The dynamic, fluid and beautiful dancing performance accompanied by romantic rhythme of Portuguese musical background has won the heart of all spectators in the Jakarta Art Building. The dancers, women and men alike were dancing skillfully, whole-heartedly as a group or sometimes as an individual, where they could freely expressing their role.
The meeting of some ladies and gentlemen in a place nearby the sea exposed with great nostalgia and sometimes melancholy, but showing also a happy moment, knowing that they will part but soon they shall meet again.
As Schlömer said by quoting Novalis, this choreography of Lisbon Project lies somewhere between the questions ' where do we come from' and 'where are we going', which have a deep philosophical meaning: what is life? The audience should search the reply in this meaningful choreography.
The most important thing, this evening performance of Dance Theatre of Basel has given a great satisfaction to Jakarta's audience, with no less than five long ovations before the curtain definitively closed, at the end of the performance. The sincerity of Joachim Schlömer and of course the whole dance ensemble has been proved in a high professional manner. Congratulation Schlömer and all the crew and dancers of Dance Theatre Basel!
Critics write:
“Joachim Schlömer’s ‘Lisbon Project’ for the Basel Thatre contains some of the most beautiful ensemble dancing the choreographer has ever created; never before has Schlömer produced such fluid, sculptural and meaningful choreography.”

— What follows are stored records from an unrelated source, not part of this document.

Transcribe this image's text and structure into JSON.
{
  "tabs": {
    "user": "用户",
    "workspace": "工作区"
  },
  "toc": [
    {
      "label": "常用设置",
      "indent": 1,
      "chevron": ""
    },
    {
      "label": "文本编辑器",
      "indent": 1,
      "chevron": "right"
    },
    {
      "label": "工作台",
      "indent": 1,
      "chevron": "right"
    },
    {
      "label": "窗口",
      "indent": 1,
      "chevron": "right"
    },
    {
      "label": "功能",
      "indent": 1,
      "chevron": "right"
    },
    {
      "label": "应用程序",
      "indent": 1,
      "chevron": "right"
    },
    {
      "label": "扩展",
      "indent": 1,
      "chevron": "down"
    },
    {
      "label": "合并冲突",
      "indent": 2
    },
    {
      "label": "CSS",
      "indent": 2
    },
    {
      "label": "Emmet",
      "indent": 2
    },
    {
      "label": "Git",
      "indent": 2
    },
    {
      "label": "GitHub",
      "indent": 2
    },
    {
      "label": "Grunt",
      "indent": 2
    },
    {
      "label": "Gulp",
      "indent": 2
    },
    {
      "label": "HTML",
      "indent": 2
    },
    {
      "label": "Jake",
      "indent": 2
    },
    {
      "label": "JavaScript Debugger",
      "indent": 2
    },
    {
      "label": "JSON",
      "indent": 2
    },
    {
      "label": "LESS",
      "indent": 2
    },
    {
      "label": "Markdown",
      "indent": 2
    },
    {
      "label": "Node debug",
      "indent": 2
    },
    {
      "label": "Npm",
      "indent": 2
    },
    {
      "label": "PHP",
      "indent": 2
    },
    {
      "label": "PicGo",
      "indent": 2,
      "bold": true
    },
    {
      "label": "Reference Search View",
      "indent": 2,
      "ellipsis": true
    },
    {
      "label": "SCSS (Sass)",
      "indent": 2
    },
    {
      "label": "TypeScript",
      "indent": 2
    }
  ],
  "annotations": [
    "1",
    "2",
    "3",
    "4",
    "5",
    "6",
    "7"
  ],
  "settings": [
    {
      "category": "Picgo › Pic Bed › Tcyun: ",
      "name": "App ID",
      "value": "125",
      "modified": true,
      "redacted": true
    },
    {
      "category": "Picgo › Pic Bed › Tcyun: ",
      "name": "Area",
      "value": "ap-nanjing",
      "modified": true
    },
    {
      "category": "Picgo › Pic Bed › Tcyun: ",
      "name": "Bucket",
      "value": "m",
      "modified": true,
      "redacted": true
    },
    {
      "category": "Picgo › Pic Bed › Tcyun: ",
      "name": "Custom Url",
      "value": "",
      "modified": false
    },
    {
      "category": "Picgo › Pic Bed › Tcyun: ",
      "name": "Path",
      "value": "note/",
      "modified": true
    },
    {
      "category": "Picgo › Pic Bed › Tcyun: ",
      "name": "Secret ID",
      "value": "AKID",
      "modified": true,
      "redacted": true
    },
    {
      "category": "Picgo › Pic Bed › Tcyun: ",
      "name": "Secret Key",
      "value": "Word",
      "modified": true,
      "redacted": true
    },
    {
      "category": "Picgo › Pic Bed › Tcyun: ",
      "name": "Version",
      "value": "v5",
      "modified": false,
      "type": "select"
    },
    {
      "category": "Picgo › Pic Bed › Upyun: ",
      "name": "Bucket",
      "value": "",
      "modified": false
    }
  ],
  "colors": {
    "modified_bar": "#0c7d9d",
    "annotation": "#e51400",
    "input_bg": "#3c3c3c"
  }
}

“In one of the most beautiful and typical scenes of the piece, the dancer Norbert Steinwarz keeps on trying in vain to get off with a pretty colleague. He hopefully presents his idol with a green balloon. As she lets it go and scornfully goes off with someone else, Steinwarz for a moment, doesn’t know whether he should catch hold of the balloon or the woman; by the time he has got up onto a chair the balloon is out of his reach, and he has lost both the woman and the balloon.”
Jochen Schmidt, Frankfurter Allgemeine Zeitung, 26th January 1998
“Schlömer uses the themes of saudade, melancholy and the demise of traditions in a modernized society.”